Sekali lagi, Tono hanya bisa terdiam, ada suatu perasaan
berat yang menahannya untuk berkata-kata lebih jauh.
“Nak, ayah tidak akan memasamu seperti dulu, kamu sudah
cukup berpengalaman, kamu sudah cukup pandai untuk menentukan pilihanmu sendiri.
Ayah hanya minta, kalau bisa, ayah titip anak-anak, jangan biarkan anak-anak
terlantar”. Jelas ayah Tono
Beberapa hari kemudian terjadi kejadian yang cukup
mengejutkan. Tono mendapati beberapa kambing miliknya tiba-tiba mati. Sebelumnya
tidak ada kejadian apapun, semua perawatan ternak dilakukan seperti biasa.

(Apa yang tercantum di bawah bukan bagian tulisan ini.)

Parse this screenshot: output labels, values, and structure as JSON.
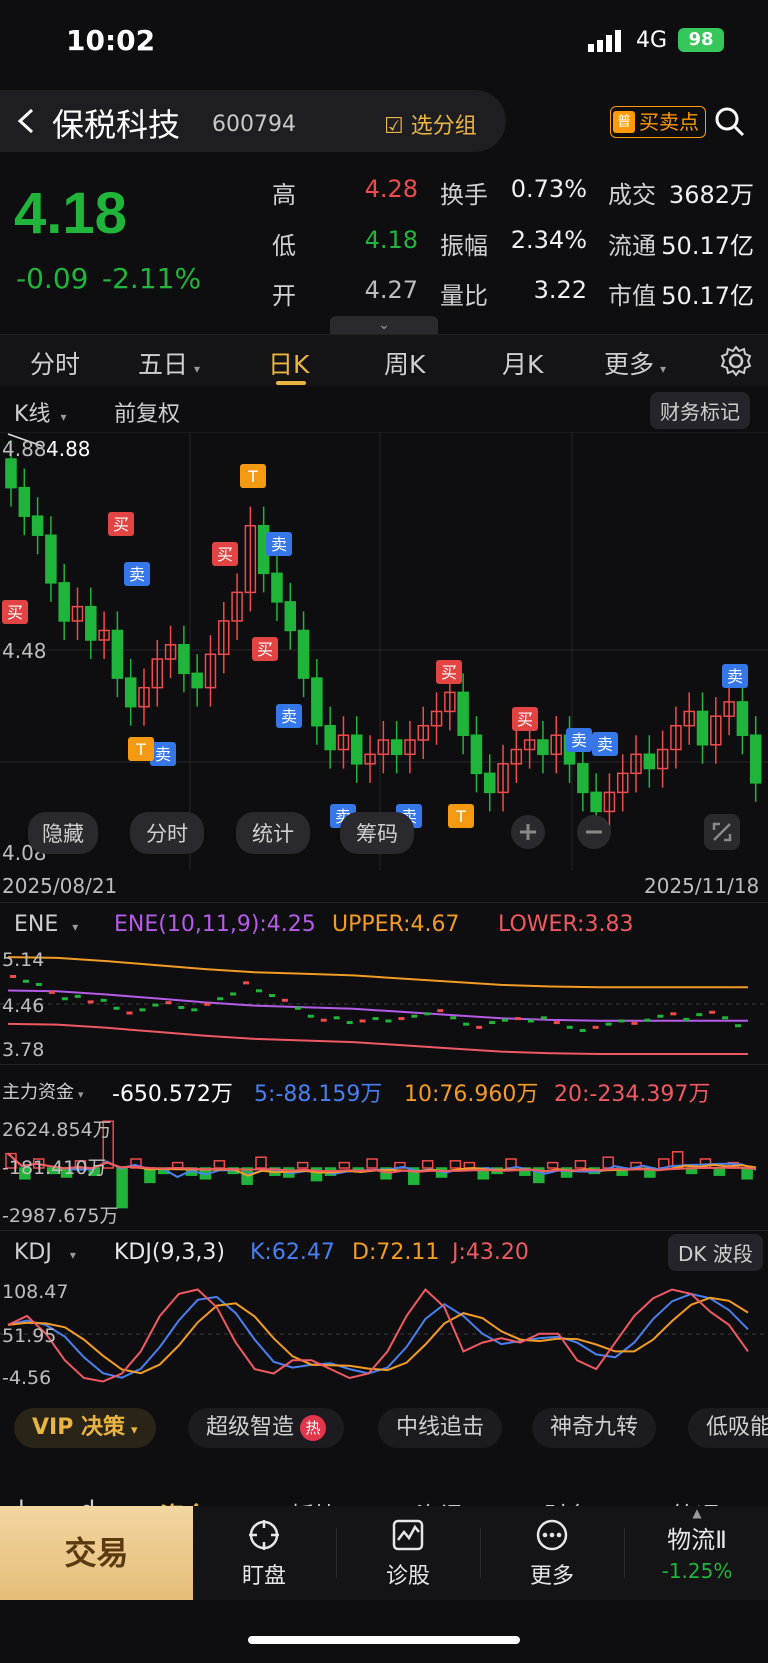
{
  "status": {
    "time": "10:02",
    "network": "4G",
    "battery": "98"
  },
  "header": {
    "stock_name": "保税科技",
    "stock_code": "600794",
    "group_label": "选分组",
    "bsp_badge": "普",
    "bsp_label": "买卖点"
  },
  "quote": {
    "price": "4.18",
    "change_abs": "-0.09",
    "change_pct": "-2.11%",
    "rows": [
      {
        "l1": "高",
        "v1": "4.28",
        "l2": "换手",
        "v2": "0.73%",
        "l3": "成交",
        "v3": "3682万"
      },
      {
        "l1": "低",
        "v1": "4.18",
        "l2": "振幅",
        "v2": "2.34%",
        "l3": "流通",
        "v3": "50.17亿"
      },
      {
        "l1": "开",
        "v1": "4.27",
        "l2": "量比",
        "v2": "3.22",
        "l3": "市值",
        "v3": "50.17亿"
      }
    ]
  },
  "period_tabs": [
    "分时",
    "五日",
    "日K",
    "周K",
    "月K",
    "更多"
  ],
  "kline": {
    "type_label": "K线",
    "adjust_label": "前复权",
    "finance_mark": "财务标记",
    "price_high": "4.88",
    "price_mid": "4.48",
    "price_low": "4.08",
    "date_start": "2025/08/21",
    "date_end": "2025/11/18",
    "chips": [
      "隐藏",
      "分时",
      "统计",
      "筹码"
    ]
  },
  "signals": {
    "buy": "买",
    "sell": "卖",
    "t": "T"
  },
  "ene": {
    "label": "ENE",
    "params": "ENE(10,11,9):4.25",
    "upper": "UPPER:4.67",
    "lower": "LOWER:3.83",
    "axis_top": "5.14",
    "axis_mid": "4.46",
    "axis_bot": "3.78"
  },
  "capital": {
    "label": "主力资金",
    "value": "-650.572万",
    "ma5": "5:-88.159万",
    "ma10": "10:76.960万",
    "ma20": "20:-234.397万",
    "axis_top": "2624.854万",
    "axis_mid": "-181.410万",
    "axis_bot": "-2987.675万"
  },
  "kdj": {
    "label": "KDJ",
    "params": "KDJ(9,3,3)",
    "k": "K:62.47",
    "d": "D:72.11",
    "j": "J:43.20",
    "dk_label": "DK 波段",
    "axis_top": "108.47",
    "axis_mid": "51.95",
    "axis_bot": "-4.56"
  },
  "decision": {
    "vip": "VIP 决策",
    "items": [
      "超级智造",
      "中线追击",
      "神奇九转",
      "低吸能"
    ],
    "hot": "热"
  },
  "bottom_peek": [
    "l",
    "d",
    "资金",
    "板块",
    "资讯",
    "财务",
    "简况"
  ],
  "bottom_nav": {
    "trade": "交易",
    "items": [
      "盯盘",
      "诊股",
      "更多"
    ],
    "sector_name": "物流Ⅱ",
    "sector_change": "-1.25%"
  },
  "colors": {
    "up": "#f04b4b",
    "down": "#1fb53a",
    "accent": "#e9b441"
  }
}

Selang beberapa hari kematian ternak semakin merajalela,
setiap hari ada saja kambing yang mati. Jelas saja Tono mulai cemas. Ia telah
mencoba langkah apapun yang ia tahu untuk mengetahui penyebab kematian
ternaknya namun sampai ternaknya tinggal sebagian pun dia belum menemukan
apapun.
Di rumah ayah Tono mendengar kabar tersebut. Ia terlihat
sedih dan sangat terpukul, ia kasihan dengan anak lelakinya tersebu. Di saat
bisnisnya dalam kondisi tak jelas, bisnis Tono yang tadinya bagus pun harus
mengalami masalah yang sangat berat. Sampai suatu hari, ia memanggil Tono.
“Nak, apapun yang terjadi, jangan pernah menyerah,
kesuksesan tidak akan datang dari satu sisi. Sekarang ayah tidak bisa mewariskan
apa-apa lagi untuk kamu. Tetapi, jika kamu membutuhkan, ayah memiliki karyawan
yang benar-benar dapat dipercaya, bertanggung jawab dan bisa menjalankan
pekerjaannya dengan hati. Kamu bisa minta bantuan mereka jika membutuhkan,
mereka pasti membantumu”, ucap sang ayah.

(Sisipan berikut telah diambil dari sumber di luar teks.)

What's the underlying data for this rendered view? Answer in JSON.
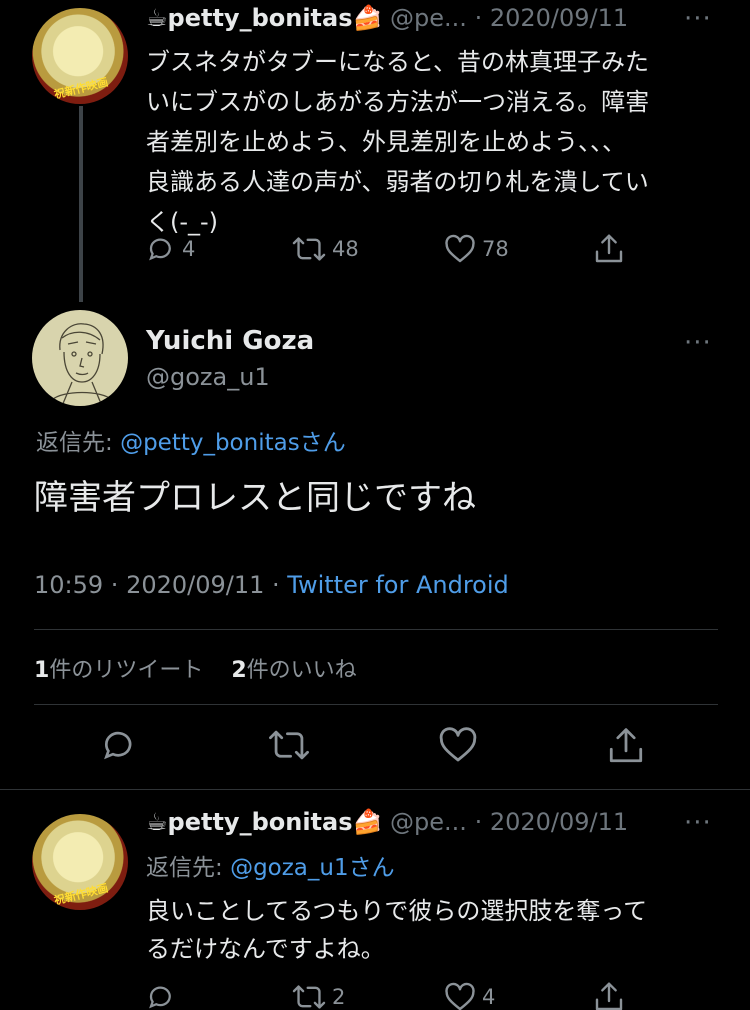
{
  "tweet1": {
    "display_name": "☕petty_bonitas🍰",
    "handle": "@pe...",
    "separator": "·",
    "date": "2020/09/11",
    "avatar_label": "祝新作映画",
    "text_lines": [
      "ブスネタがタブーになると、昔の林真理子みた",
      "いにブスがのしあがる方法が一つ消える。障害",
      "者差別を止めよう、外見差別を止めよう、、、",
      "良識ある人達の声が、弱者の切り札を潰してい",
      "く(-_-)"
    ],
    "replies": "4",
    "retweets": "48",
    "likes": "78"
  },
  "main_tweet": {
    "display_name": "Yuichi Goza",
    "handle": "@goza_u1",
    "reply_prefix": "返信先: ",
    "reply_to": "@petty_bonitasさん",
    "text": "障害者プロレスと同じですね",
    "time": "10:59",
    "sep1": " · ",
    "date": "2020/09/11",
    "sep2": " · ",
    "client": "Twitter for Android",
    "retweet_count": "1",
    "retweet_label": "件のリツイート",
    "like_count": "2",
    "like_label": "件のいいね"
  },
  "tweet3": {
    "display_name": "☕petty_bonitas🍰",
    "handle": "@pe...",
    "separator": "·",
    "date": "2020/09/11",
    "avatar_label": "祝新作映画",
    "reply_prefix": "返信先: ",
    "reply_to": "@goza_u1さん",
    "text_lines": [
      "良いことしてるつもりで彼らの選択肢を奪って",
      "るだけなんですよね。"
    ],
    "replies": "",
    "retweets": "2",
    "likes": "4"
  },
  "more_glyph": "···",
  "colors": {
    "background": "#000000",
    "text": "#e7e9ea",
    "muted": "#8b9298",
    "link": "#4f9de8",
    "divider": "#2f3336"
  },
  "icons": [
    "reply-icon",
    "retweet-icon",
    "like-icon",
    "share-icon",
    "more-icon"
  ]
}
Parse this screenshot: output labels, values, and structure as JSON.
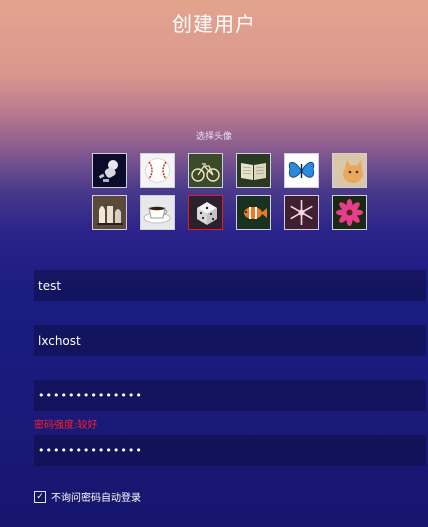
{
  "title": "创建用户",
  "avatar_section": {
    "label": "选择头像",
    "avatars": [
      {
        "icon": "astronaut-icon"
      },
      {
        "icon": "baseball-icon"
      },
      {
        "icon": "bicycle-icon"
      },
      {
        "icon": "book-icon"
      },
      {
        "icon": "butterfly-icon"
      },
      {
        "icon": "cat-icon"
      },
      {
        "icon": "chess-icon"
      },
      {
        "icon": "coffee-icon"
      },
      {
        "icon": "dice-icon",
        "selected": true
      },
      {
        "icon": "fish-icon"
      },
      {
        "icon": "snowflake-icon"
      },
      {
        "icon": "flower-icon"
      }
    ]
  },
  "form": {
    "username": "test",
    "hostname": "lxchost",
    "password": "••••••••••••••",
    "password_strength": "密码强度:较好",
    "confirm_password": "••••••••••••••",
    "auto_login_label": "不询问密码自动登录",
    "auto_login_checked": "✓"
  },
  "colors": {
    "strength_text": "#ff2020",
    "selected_border": "#e02020"
  }
}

Pada malam harinya, pemilik bisnis kawakan yang sangat
terkenal dengan karya furniture minimalis-nya pun menghembuskan nafas terakhir.
Dunia furniture jati di kota itu pun berduka.
Di tengah kondisi yang begitu buruk, hanya ada Wwanti yang
menemani Tono. Dengan sabar ia meneguhkan perasaan sang kekasih hingga akhirnya
Tono bisa menerima semua musibah tersebut.
Memulai semuanya dari nol, akhirnya Tono pasrah, dengan
modal wejangan dari sang ayah ia menghidupkan kembali bisnis warisan keluarga. Ia
ingat bahwa keinginan terakhir ayahnya adalah tetap menghidupi karyawan yang
pernah membantunya.
Tono pun akhirnya menghubungi satu persatu karyawan
kepercayaan mendiang sang ayah. Ia mengutarakan niatnya untuk melanjutkan
berkarya di bidang furniture. Ia mohon dukungan dan arahan serta kerja sama
mereka untuk mewujudkan impian sang ayah.
Furniture pun akhirnya menjadi bisnis yang ia pilih untuk
dijalankan sampai kapanpun. Berlabel furniture minimalis murah ia akan mencoba
lebih jauh membawa karya warisan sang ayah.
Didampingi oleh Wanti, dengan dukungan penuh karyawan sang
ayah dulu akhirnya Tono pun sukses membuat namanya sendiri di kenal luas.